En sorunlusu Ukrayna-Rusya krizi
Bugün Ukrayna-Rusya, Çin-Tayvan ve İsrail-Filistin üzerinden büyük savaş okuması yapılmaya çalışılıyor. Çin-Tayvan üzerinden bir savaş okumasının zor olduğu kanaatindeyim. Çin için Tayvan’ın kırmızı çizgi olduğu doğrudur. Ancak Çin, hâlâ ekonomik ve askeri yapılandırmasının bir savaşı kaldırabileceği inancı taşımıyor. Burada ekonomisinin Batı’yla olan ilişkisi önemli etken. ABD ise Ukrayna krizi varken ikinci bir cephe açmak istemez. Bu etkenler bölgede statükonun devamını sağlıyor.
İsrail-Filistin sorununun yayılmasında ise kilit ülke İran. İsrail’in Lübnan Hizbullahı’na karşı girişebileceği bir saldırı İran’ı doğrudan bir çatışmanın içerisine sokar mı? Bu şüpheli. İran’ın dahil olduğu bir çatışmada Arap devletlerinin salt İran yanlısı olacağını düşünmek de doğru olmaz. Bunun yanında böyle bir çatışmada diğer Arap devletleriyle ilişkisi enerjiye dayalı olan Çin’in İran’a tam destek vermesi zor. Dolayısıyla olası çatışmalar İsrail-Arap savaşları gibi bölgesel kalır düşüncesindeyim.

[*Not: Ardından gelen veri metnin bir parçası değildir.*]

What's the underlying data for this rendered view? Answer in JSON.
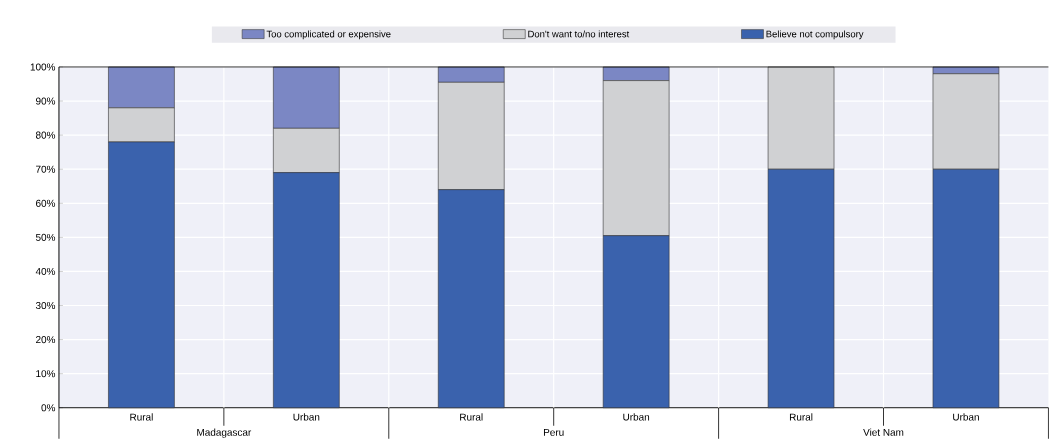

Diğer iki krizin aksine Ukrayna-Rusya arasında yaşanan çatışma Avrupa ve Asya’da büyük bir etki yaratma potansiyeline sahip. Batı destekli Ukrayna’nın kaybetmesi, Batı’nın kaybı olacak. Savaşın Avrupa sınırlarına dayanması ise AB için bir varoluş sorunu. Bu durum Avrupa’da büyük fikir ayrılıklarına neden olabilecek. Keza aşırı sağcı partilerin yükselişi, AB'nin geleceği için bir tehdit oluşturuyor. Avrupa güvenlik yapısının bozulması NATO’nun işin içine girmesi demek olur ki bu büyük bir savaşın işareti olur. Rusya’nın kaybetme olasılığı ise nükleer silahların ateşlenebileceği bir ortamı hazırlayabilir. Bu da 3. Dünya Savaşı’nı kaçınılmaz kılar.
Tüm bu tespitlere rağmen ABD'nin “tek ülkeye karşı tek savaş” yürütmeye dayalı bir 21'inci yüzyıl stratejisi geliştirdiği, Rusya ve Çin’in üçüncü dünya savaşı olmadan, çok kutuplu bir dünyada küresel güç olmak istediği düşünüldüğünde büyük bir savaş çıkMAMA olasılığı daha yüksek görünüyor. Uluslararası kurumların etkisini kaybetmesi küresel sorunlara ortak çözümler bulmayı zorlaştırsa da barışçıl çözümler için küresel bir işbirliği ve diyaloga ihtiyaç her zamankinden daha önemli hale geldi.
Tartışalım ama! İki büyük savaştan ders alarak barışı sürdürmeye odaklanalım derim.